Devan tidak menjawab. Ia langsung menaiki ranjang dengan satu lututnya, mencondongkan tubuhnya ke depan dan dengan gerakan secepat kilat meraih pergelangan tangan Mentari, sementara tangannya yang lain merogoh ke bawah bantal. Dalam hitungan detik, ponsel Mentari sudah berpindah ke tangan pria itu.
"Devan, kembalikan! Itu privasiku!" pekik Mentari, mencoba merebut ponsel itu kembali, namun Devan dengan mudah menepis tangannya dengan satu tangan, sementara matanya fokus menatap layar ponsel yang masih menyala, menampilkan pesan teks misterius tersebut.
Seketika itu juga, atmosfer di dalam kamar tidur yang mewah itu membeku. Wajah Devan yang tadinya tampak santai mendadak berubah menjadi sangat dingin dan kaku laksana batu karang. Sepasang matanya membaca baris demi baris pesan ancaman itu berulang kali. Rahangnya mengatup rapat hingga urat di pelipisnya berdenyut kasar.
Devan perlahan menurunkan ponsel tersebut, lalu menatap Mentari dengan pandangan yang begitu tajam hingga membuat Mentari merasa seolah-olah ia sedang ditelanjangi oleh kebenaran.
"Konspirasi ayahmu?" desis Devan, suaranya terlampau tenang, namun justru itulah yang paling mengerikan. "Rekaman asli yang ada di tangan seseorang? Mentari... apa maksud dari semua ini?"
Mentari menggelengkan kepalanya dengan air mata yang mulai menggenang kembali. "Aku tidak tahu, Devan... aku bersumpah aku tidak tahu siapa yang mengirim pesan itu!"

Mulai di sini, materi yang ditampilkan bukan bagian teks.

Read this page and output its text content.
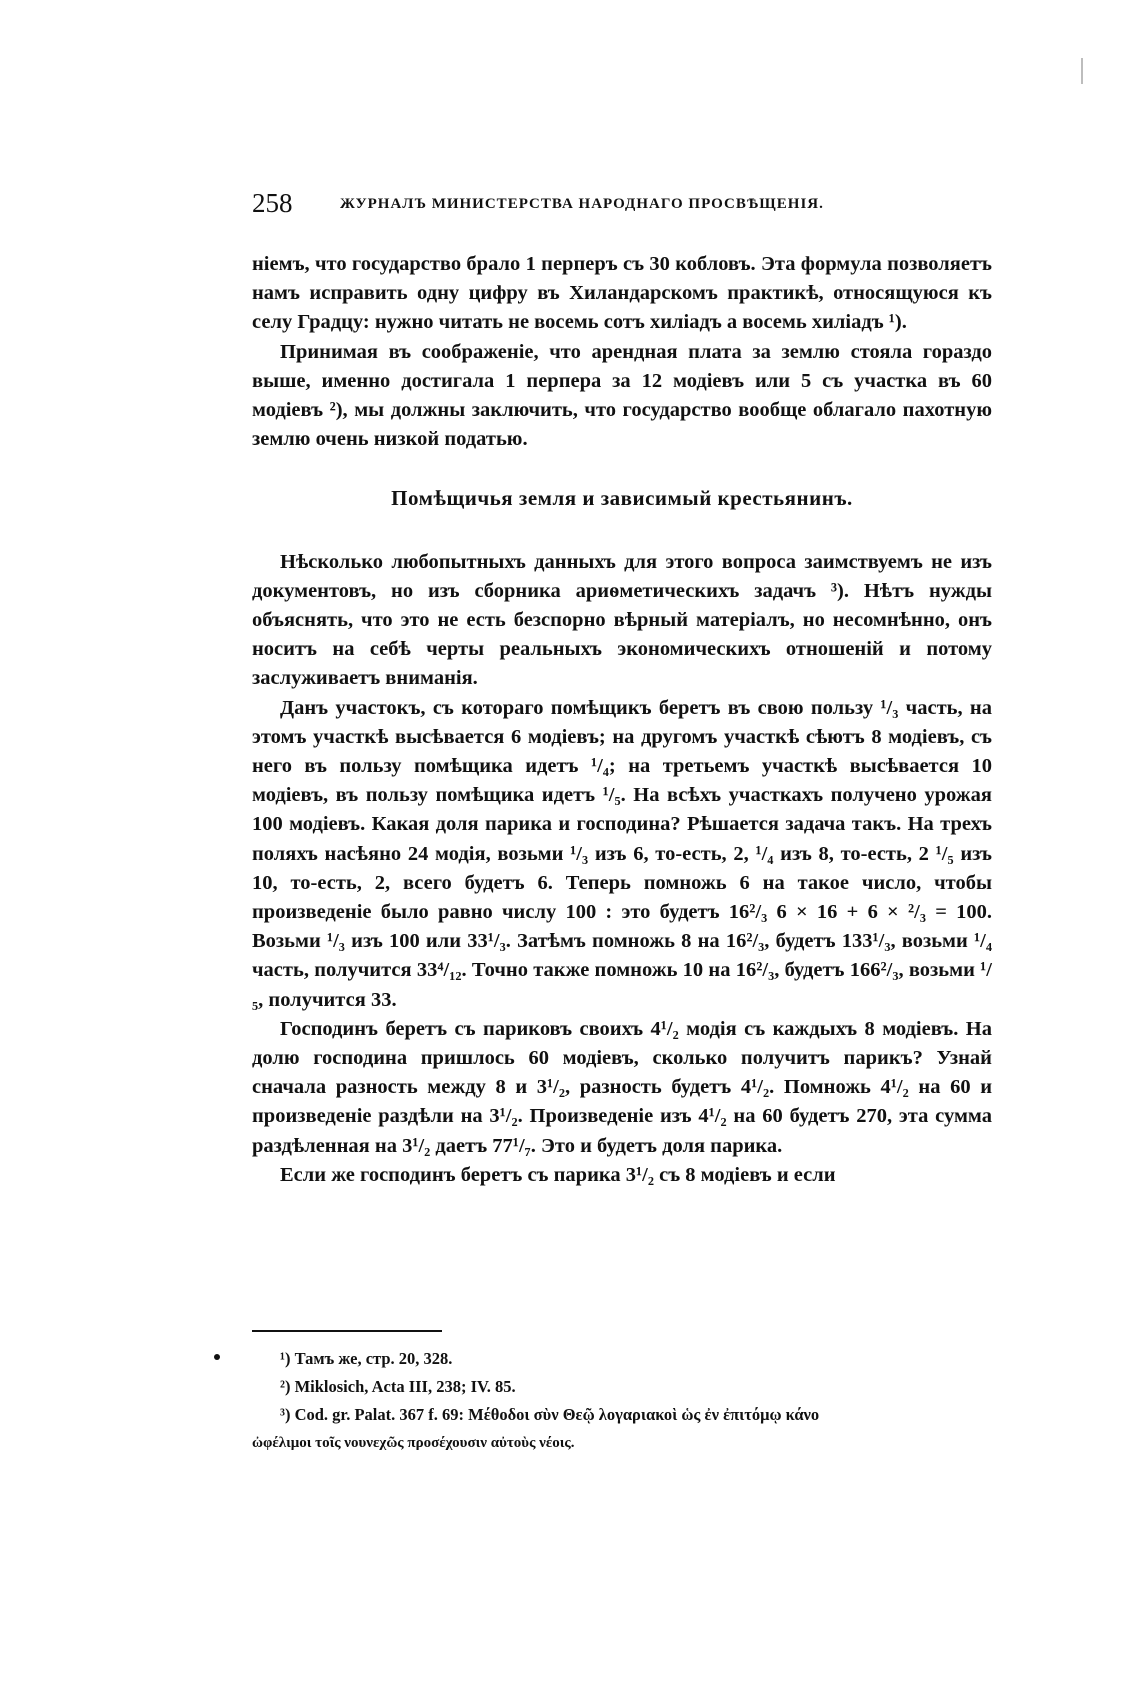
258	ЖУРНАЛЪ МИНИСТЕРСТВА НАРОДНАГО ПРОСВѢЩЕНІЯ.

ніемъ, что государство брало 1 перперъ съ 30 кобловъ. Эта формула позволяетъ намъ исправить одну цифру въ Хиландарскомъ практикѣ, относящуюся къ селу Градцу: нужно читать не восемь сотъ хиліадъ а восемь хиліадъ ¹).

Принимая въ соображеніе, что арендная плата за землю стояла гораздо выше, именно достигала 1 перпера за 12 модіевъ или 5 съ участка въ 60 модіевъ ²), мы должны заключить, что государство вообще облагало пахотную землю очень низкой податью.

Помѣщичья земля и зависимый крестьянинъ.

Нѣсколько любопытныхъ данныхъ для этого вопроса заимствуемъ не изъ документовъ, но изъ сборника ариѳметическихъ задачъ ³). Нѣтъ нужды объяснять, что это не есть безспорно вѣрный матеріалъ, но несомнѣнно, онъ носитъ на себѣ черты реальныхъ экономическихъ отношеній и потому заслуживаетъ вниманія.

Данъ участокъ, съ котораго помѣщикъ беретъ въ свою пользу ¹/₃ часть, на этомъ участкѣ высѣвается 6 модіевъ; на другомъ участкѣ сѣютъ 8 модіевъ, съ него въ пользу помѣщика идетъ ¹/₄; на третьемъ участкѣ высѣвается 10 модіевъ, въ пользу помѣщика идетъ ¹/₅. На всѣхъ участкахъ получено урожая 100 модіевъ. Какая доля парика и господина? Рѣшается задача такъ. На трехъ поляхъ насѣяно 24 модія, возьми ¹/₃ изъ 6, то-есть, 2, ¹/₄ изъ 8, то-есть, 2 ¹/₅ изъ 10, то-есть, 2, всего будетъ 6. Теперь помножь 6 на такое число, чтобы произведеніе было равно числу 100 : это будетъ 16²/₃ 6 × 16 + 6 × ²/₃ = 100. Возьми ¹/₃ изъ 100 или 33¹/₃. Затѣмъ помножь 8 на 16²/₃, будетъ 133¹/₃, возьми ¹/₄ часть, получится 33⁴/₁₂. Точно также помножь 10 на 16²/₃, будетъ 166²/₃, возьми ¹/₅, получится 33.

Господинъ беретъ съ париковъ своихъ 4¹/₂ модія съ каждыхъ 8 модіевъ. На долю господина пришлось 60 модіевъ, сколько получитъ парикъ? Узнай сначала разность между 8 и 3¹/₂, разность будетъ 4¹/₂. Помножь 4¹/₂ на 60 и произведеніе раздѣли на 3¹/₂. Произведеніе изъ 4¹/₂ на 60 будетъ 270, эта сумма раздѣленная на 3¹/₂ даетъ 77¹/₇. Это и будетъ доля парика.

Если же господинъ беретъ съ парика 3¹/₂ съ 8 модіевъ и если

¹) Тамъ же, стр. 20, 328.

²) Miklosich, Acta III, 238; IV. 85.

³) Cod. gr. Palat. 367 f. 69: Μέθοδοι σὺν Θεῷ λογαριακοὶ ὡς ἐν ἐπιτόμῳ κάνο

ὠφέλιμοι τοῖς νουνεχῶς προσέχουσιν αὐτοὺς νέοις.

"Jangan berbohong padaku!" bentak Devan mendadak, suaranya menggelegar di dalam kamar yang sunyi itu hingga membuat Mentari tersentak ketakutan. Devan mencengkeram kedua bahu Mentari dengan erat, memaksa wanita itu menatap matanya yang kini dipenuhi oleh rasa dikhianati dan amarah yang membara.
"Sembilan tahun lalu kamu membuangku seperti sampah tanpa alasan yang jelas! Kamu bilang kamu membenci kemiskinanku! Dan sekarang, ada seseorang yang mengancammu tentang konspirasi masa lalu yang melibatkan namaku dan ayahmu?!" Devan mencengkeram bahu Mentari sedikit lebih keras, menuntut jawaban yang telah lama dinantikannya. "Katakan padaku, Mentari! Apakah alasanmu meninggalkanku dulu... ada hubungannya dengan konspirasi yang dimaksud oleh orang ini?!"
Mentari menangis tersedu-sedu, tidak sanggup lagi menahan tekanan emosional yang bertubi-tubi menyerangnya sejak semalam. Rahasia besar yang ia simpan sendirian selama hampir satu dekade kini berada di ujung tanduk, siap meledak dan menghancurkan pria yang teramat sangat dicintainya ini di dalam sangkar emas yang dibangunnya sendiri.